ECONOMYNEXT – Sri Lanka’s tax revenues grew 43 percent to 2,156 billion rupees in the seven months to July 2024, and the overall budget deficit fell steeply by 41 percent to 1,470 billion rupees, data published by the central bank shows.

Tax revenues grew 43 percent to 2,156 billion rupees amid higher rates and also a pick up in economic growth made possible by monetary stability provided by the central bank by undershooting its high 5 percent inflation target.

Non-tax revenues grew 30 percent to 151.3 billion rupees.

Tax revenues showed a gain from 5.0 of GDP last year to 6.3 percent of projected GDP this year in the seven months and total revenues went up to 6.9 percent of GDP from 5.5 percent.

The IMF is pushing Sri Lanka to take its revenue to GDP ratio to around 15 percent.

Meanwhile current expenditure was kept in check at 2,673 billion rupees up to July 2024, flat from 2,674.8 billion rupees.

Interest costs fell absolutely to 1,392 billion rupees from 1,498 billion rupees last year as Treasury bill and bond yields fell. Sri Lanka has also restructured central bank and pension fund debt which pay 12 percent.

Market rates have now fallen to the same or lower levels.

Sri Lanka’s nominal interest rates rocketed in peacetime as the central bank printed money (deployed inflationary open market operations) to target the middle of the corridor interest rates triggering serial currency and stabilization crises, under so-called flexible inflation targeting.

Sri Lanka’s budgets became unmanageable from the 1980s, despite then President J R Jayewardene market pricing administered prices and cutting subsidies, as the currency collapsed in the wake of IMF’s Second Amendment leaving the central bank without a credible anchor.
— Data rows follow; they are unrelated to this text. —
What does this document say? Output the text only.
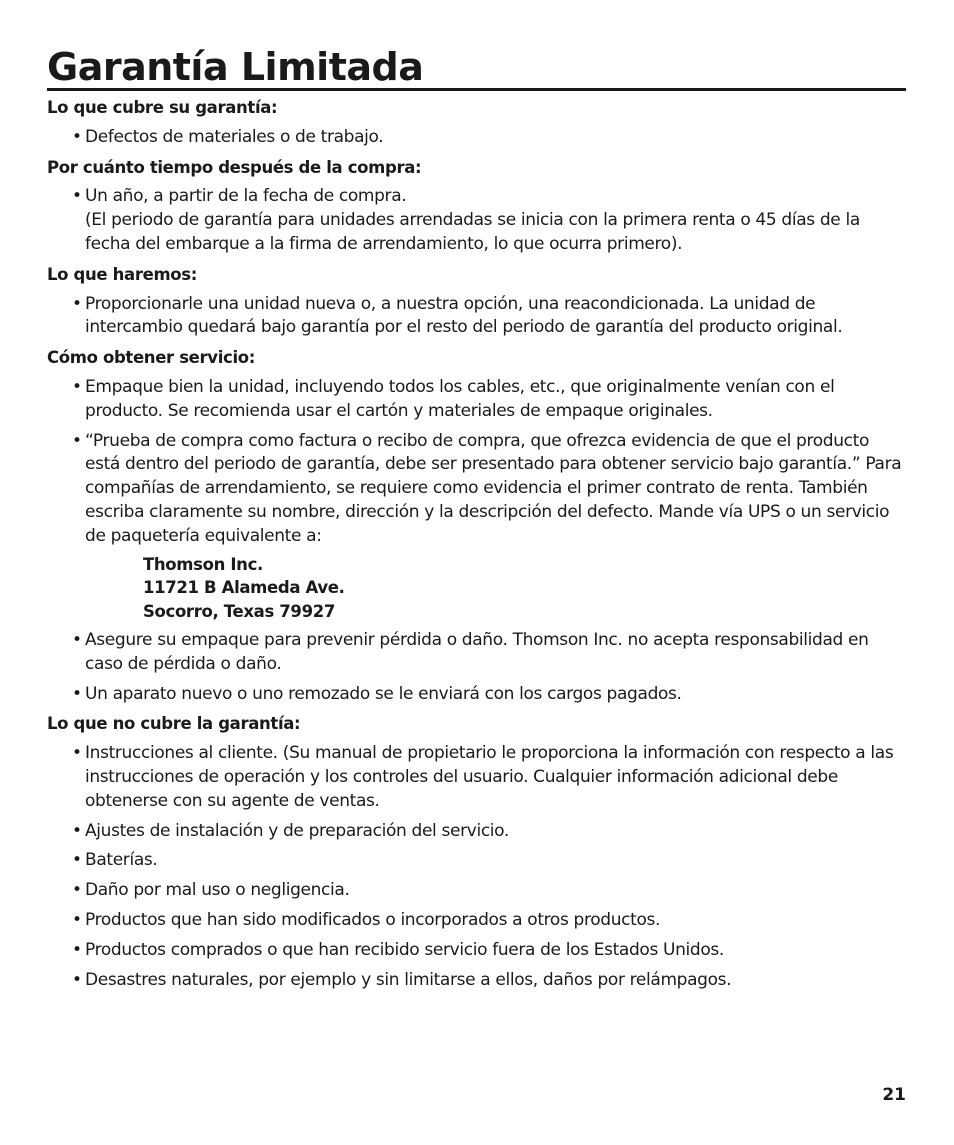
Garantía Limitada
Lo que cubre su garantía:
• Defectos de materiales o de trabajo.
Por cuánto tiempo después de la compra:
• Un año, a partir de la fecha de compra.
(El periodo de garantía para unidades arrendadas se inicia con la primera renta o 45 días de la fecha del embarque a la firma de arrendamiento, lo que ocurra primero).
Lo que haremos:
• Proporcionarle una unidad nueva o, a nuestra opción, una reacondicionada. La unidad de intercambio quedará bajo garantía por el resto del periodo de garantía del producto original.
Cómo obtener servicio:
• Empaque bien la unidad, incluyendo todos los cables, etc., que originalmente venían con el producto. Se recomienda usar el cartón y materiales de empaque originales.
• “Prueba de compra como factura o recibo de compra, que ofrezca evidencia de que el producto está dentro del periodo de garantía, debe ser presentado para obtener servicio bajo garantía.” Para compañías de arrendamiento, se requiere como evidencia el primer contrato de renta. También escriba claramente su nombre, dirección y la descripción del defecto. Mande vía UPS o un servicio de paquetería equivalente a:
Thomson Inc.
11721 B Alameda Ave.
Socorro, Texas 79927
• Asegure su empaque para prevenir pérdida o daño. Thomson Inc. no acepta responsabilidad en caso de pérdida o daño.
• Un aparato nuevo o uno remozado se le enviará con los cargos pagados.
Lo que no cubre la garantía:
• Instrucciones al cliente. (Su manual de propietario le proporciona la información con respecto a las instrucciones de operación y los controles del usuario. Cualquier información adicional debe obtenerse con su agente de ventas.
• Ajustes de instalación y de preparación del servicio.
• Baterías.
• Daño por mal uso o negligencia.
• Productos que han sido modificados o incorporados a otros productos.
• Productos comprados o que han recibido servicio fuera de los Estados Unidos.
• Desastres naturales, por ejemplo y sin limitarse a ellos, daños por relámpagos.
21
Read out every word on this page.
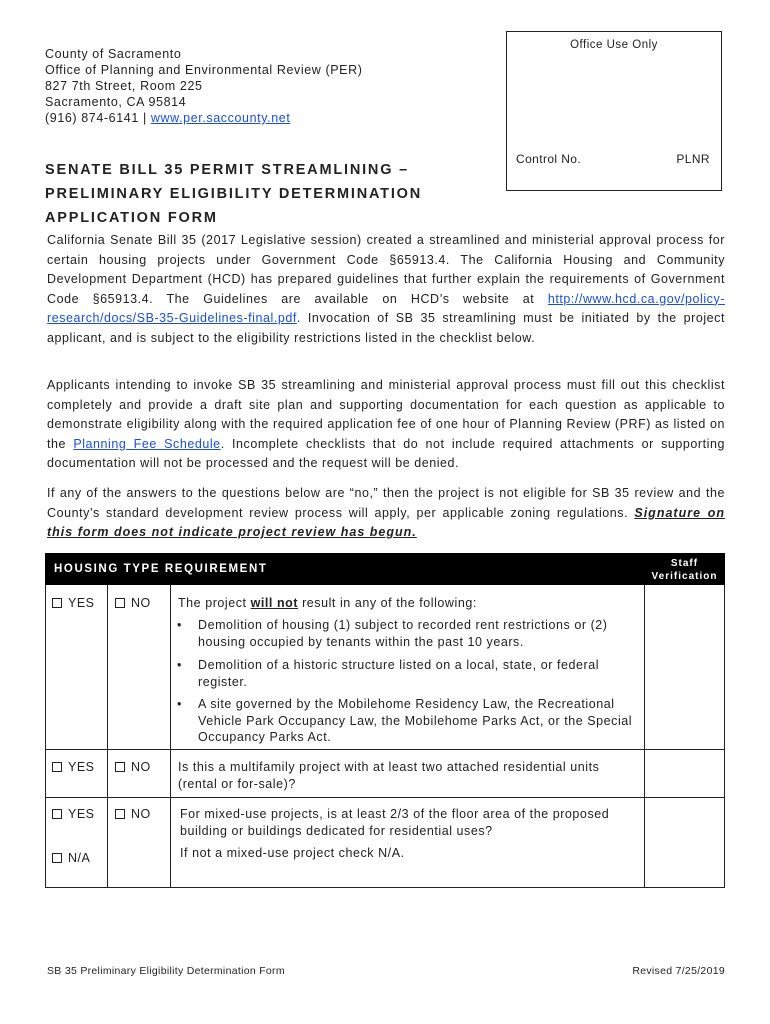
County of Sacramento
Office of Planning and Environmental Review (PER)
827 7th Street, Room 225
Sacramento, CA 95814
(916) 874-6141 | www.per.saccounty.net
Office Use Only
Control No.	PLNR
SENATE BILL 35 PERMIT STREAMLINING –
PRELIMINARY ELIGIBILITY DETERMINATION
APPLICATION FORM
California Senate Bill 35 (2017 Legislative session) created a streamlined and ministerial approval process for certain housing projects under Government Code §65913.4. The California Housing and Community Development Department (HCD) has prepared guidelines that further explain the requirements of Government Code §65913.4. The Guidelines are available on HCD’s website at http://www.hcd.ca.gov/policy-research/docs/SB-35-Guidelines-final.pdf. Invocation of SB 35 streamlining must be initiated by the project applicant, and is subject to the eligibility restrictions listed in the checklist below.
Applicants intending to invoke SB 35 streamlining and ministerial approval process must fill out this checklist completely and provide a draft site plan and supporting documentation for each question as applicable to demonstrate eligibility along with the required application fee of one hour of Planning Review (PRF) as listed on the Planning Fee Schedule. Incomplete checklists that do not include required attachments or supporting documentation will not be processed and the request will be denied.
If any of the answers to the questions below are “no,” then the project is not eligible for SB 35 review and the County’s standard development review process will apply, per applicable zoning regulations. Signature on this form does not indicate project review has begun.
HOUSING TYPE REQUIREMENT	Staff
Verification
YES	NO The project will not result in any of the following:
• Demolition of housing (1) subject to recorded rent restrictions or (2) housing occupied by tenants within the past 10 years.
• Demolition of a historic structure listed on a local, state, or federal register.
• A site governed by the Mobilehome Residency Law, the Recreational Vehicle Park Occupancy Law, the Mobilehome Parks Act, or the Special Occupancy Parks Act.
YES	NO Is this a multifamily project with at least two attached residential units (rental or for-sale)?
YES	NO
N/A
For mixed-use projects, is at least 2/3 of the floor area of the proposed building or buildings dedicated for residential uses?
If not a mixed-use project check N/A.
SB 35 Preliminary Eligibility Determination Form	Revised 7/25/2019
Despite US monetary policy improving Sri Lanka then started to suffer ‘greater than great inflation’ in the 1980s, as the central bank started to target money supply without a floating rate. The post-war aggravated inflation came from trying to

The post-war monetary instability came from trying to target inflation without a floating exchange rate critics have said.

Since September 2022 the central bank has created no inflation, but brought down the prices of traded goods steeply including food, by also allowing the exchange rate to appreciate amid deflationary open market operations, allowing rates to fall by not inflating away savings.

Sri Lanka’s newly elected government wants to cut value added tax on some items, despite food prices falling which may hit revenues, delay reaching debt sustainability.

There are also plans to cut the income tax thresholds, which may be offset by salary hikes in 2025 which will expand taxable incomes.

Current spending also fell amid strict expenditure controls and minimal state salary hikes.

However, salaries are due to be increased in 2025 for which more taxes from the public are required.

With higher revenues and lower current spending, the revenue deficit fell to 517 billion rupees, (1.6 percent of projected GDP), from 1,161 billion rupees last year.

Capital spending went up 16 percent to 361.5 billion rupees. Capex will also go up next year with foreign funded projects resuming. Japan has already started releasing payments for halted projects.

The overall deficit fell to 872.6 billion rupees from 1,470 billion rupees in the seven months, or just 2.8 percent of GDP.

Sri Lanka’s interest bill is now higher than the overall budget deficit after repeated stabilization crises coming in the wake of printing money to target the middle of the corridor interest rates giving a so-called ‘primary surplus’.

The primary surplus was 519.4 billion rupees up to July, up from 27.4 billion rupees last year.

There are plans to recapitalize state banks which may change the overall deficit. State banks got into trouble including financing state energy enterprises with dollar debt mid currency collapses.